Re: [PATCH 1/3] Revert "x86/retpoline: Remove .text..__x86.return_thunk section"

From: Josh Poimboeuf
Date: Wed Oct 11 2023 - 22:28:06 EST


On Thu, Oct 12, 2023 at 12:35:13AM +0200, Peter Zijlstra wrote:
> On Wed, Oct 11, 2023 at 09:28:43AM -0700, Josh Poimboeuf wrote:
> > On Wed, Oct 11, 2023 at 09:41:42AM +0200, Peter Zijlstra wrote:
> > > > +++ b/tools/objtool/check.c
> > > > @@ -1610,6 +1610,15 @@ static int add_jump_destinations(struct objtool_file *file)
> > > > return -1;
> > > > }
> > > >
> > > > + /*
> > > > + * Since retpolines are in the same section as the return
> > > > + * thunk, they might not use a relocation when branching to it.
> > > > + */
> > > > + if (jump_dest->sym && jump_dest->sym->return_thunk) {
> > > > + add_return_call(file, insn, true);
> > > > + continue;
> > > > + }
> > >
> > > *urgh*... I mean, yes, that obviously works, but should we not also have
> > > the retpoline thingy for consistency? That case makes less sense though
> > > :/
> >
> > Consistency with what?
>
> the reloc case; specifically, I was thinking something along these
> lines:
>
> if (jump-dest->sym && jump_dest->sym->retpoline_thunk) {
> add_retpoline_call(file, insn);
> continue;
> }
>
> Then both reloc and immediate versions are more or less the same.
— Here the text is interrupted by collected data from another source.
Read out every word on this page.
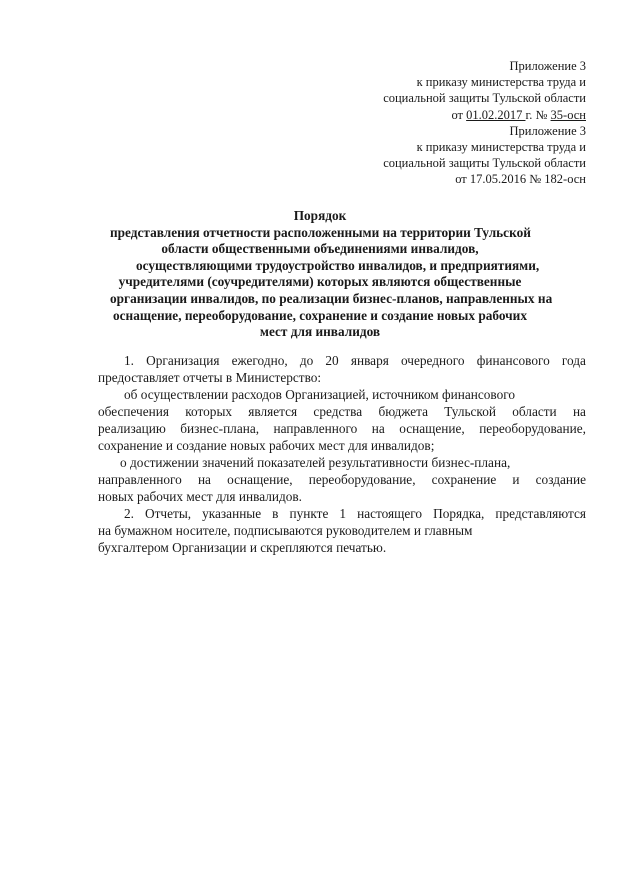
Приложение 3
к приказу министерства труда и
социальной защиты Тульской области
от 01.02.2017 г. № 35-осн
Приложение 3
к приказу министерства труда и
социальной защиты Тульской области
от 17.05.2016 № 182-осн
Порядок
представления отчетности расположенными на территории Тульской
области общественными объединениями инвалидов,
осуществляющими трудоустройство инвалидов, и предприятиями,
учредителями (соучредителями) которых являются общественные
организации инвалидов, по реализации бизнес-планов, направленных на
оснащение, переоборудование, сохранение и создание новых рабочих
мест для инвалидов
1. Организация ежегодно, до 20 января очередного финансового года
предоставляет отчеты в Министерство:
об осуществлении расходов Организацией, источником финансового
обеспечения которых является средства бюджета Тульской области на
реализацию бизнес-плана, направленного на оснащение, переоборудование,
сохранение и создание новых рабочих мест для инвалидов;
о достижении значений показателей результативности бизнес-плана,
направленного на оснащение, переоборудование, сохранение и создание
новых рабочих мест для инвалидов.
2. Отчеты, указанные в пункте 1 настоящего Порядка, представляются
на бумажном носителе, подписываются руководителем и главным
бухгалтером Организации и скрепляются печатью.
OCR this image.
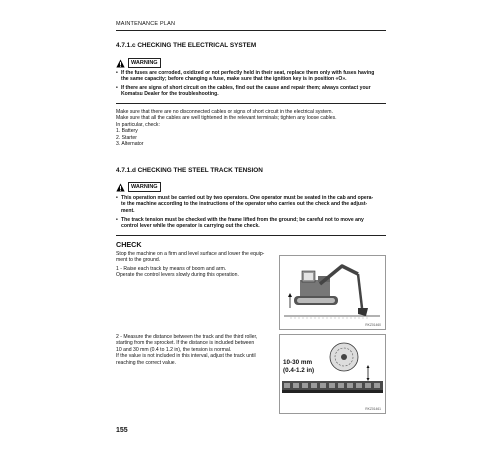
MAINTENANCE PLAN
4.7.1.c CHECKING THE ELECTRICAL SYSTEM
WARNING
• If the fuses are corroded, oxidized or not perfectly held in their seat, replace them only with fuses having
the same capacity; before changing a fuse, make sure that the ignition key is in position «O».
• If there are signs of short circuit on the cables, find out the cause and repair them; always contact your
Komatsu Dealer for the troubleshooting.
Make sure that there are no disconnected cables or signs of short circuit in the electrical system.
Make sure that all the cables are well tightened in the relevant terminals; tighten any loose cables.
In particular, check:
1. Battery
2. Starter
3. Alternator
4.7.1.d CHECKING THE STEEL TRACK TENSION
WARNING
• This operation must be carried out by two operators. One operator must be seated in the cab and opera-
te the machine according to the instructions of the operator who carries out the check and the adjust-
ment.
• The track tension must be checked with the frame lifted from the ground; be careful not to move any
control lever while the operator is carrying out the check.
CHECK
Stop the machine on a firm and level surface and lower the equip-
ment to the ground.
1 - Raise each track by means of boom and arm.
Operate the control levers slowly during this operation.
RKZ01460
2 - Measure the distance between the track and the third roller,
starting from the sprocket. If the distance is included between
10 and 30 mm (0.4 to 1.2 in), the tension is normal.
If the value is not included in this interval, adjust the track until
reaching the correct value.	10-30 mm
(0.4-1.2 in)
RKZ01461
155
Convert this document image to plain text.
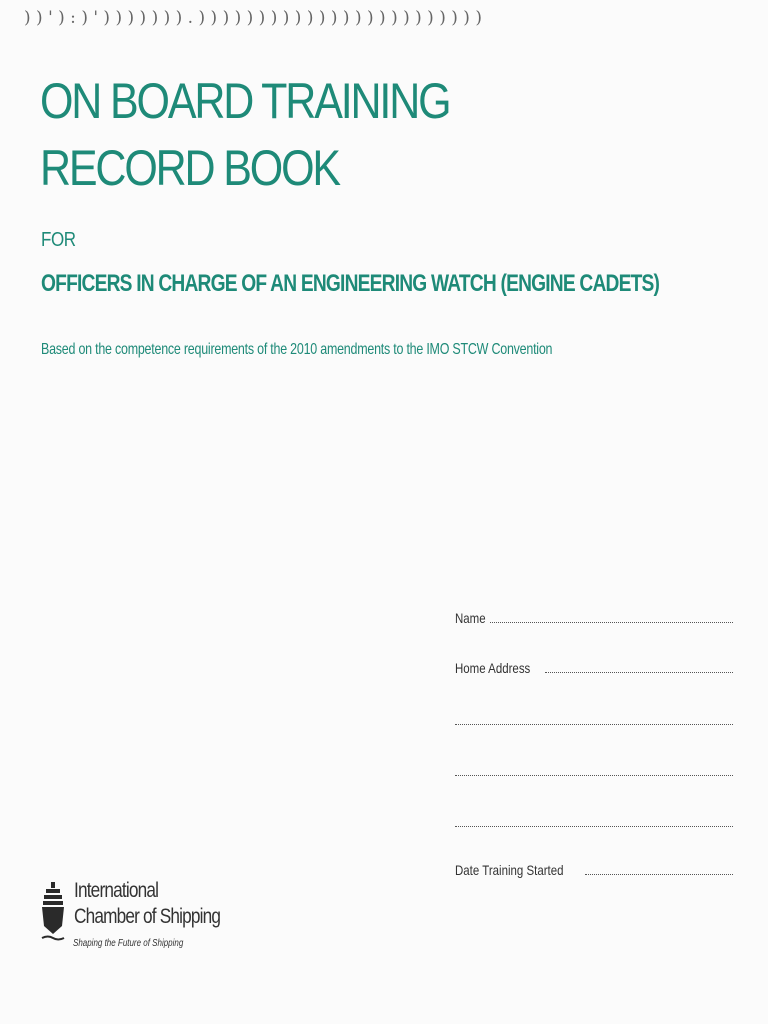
) ) ' ) : ) ' ) ) ) ) ) ) ) . ) ) ) ) ) ) ) ) ) ) ) ) ) ) ) ) ) ) ) ) ) ) ) )
ON BOARD TRAINING
RECORD BOOK
FOR
OFFICERS IN CHARGE OF AN ENGINEERING WATCH (ENGINE CADETS)
Based on the competence requirements of the 2010 amendments to the IMO STCW Convention
Name
Home Address
Date Training Started
International
Chamber of Shipping
Shaping the Future of Shipping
Ok, I see. If somebody were to do a {JMP,CALL}_NOSPEC somewhere in
retpoline.S, it would break similarly.

It doesn't hurt to add that to the patch, that way retpoline/rethunk
site detection is all handled the same.

> > The extra section seems pointless but maybe I'm missing something.
>
> By having the section things are better delineated I suppose, be it
> retpolines or rethunks, all references should be to inside the section
> (and thus have a reloc) while within the section there should never be
> a reference to itself.

As far as delineating things goes, a good argument could be made to
instead do that on the source code level. i.e., put the rethunk code in
rethunk.S rather than retpoline.S. Incidentally, that would also fix
this problem.

>From an object code standpoint, objtool is the only one who cares about
the relocs. It's a good idea to make objtool more robust against
non-relocs regardless, as the reloc assumption could always be broken
later by LTO.

BTW, I wonder if we can also get rid of .text..__x86.indirect_thunk and
just put most of the retpoline/rethunk code in .text (other than than
the SRSO aliasing hacks which still need special placement).

--
Josh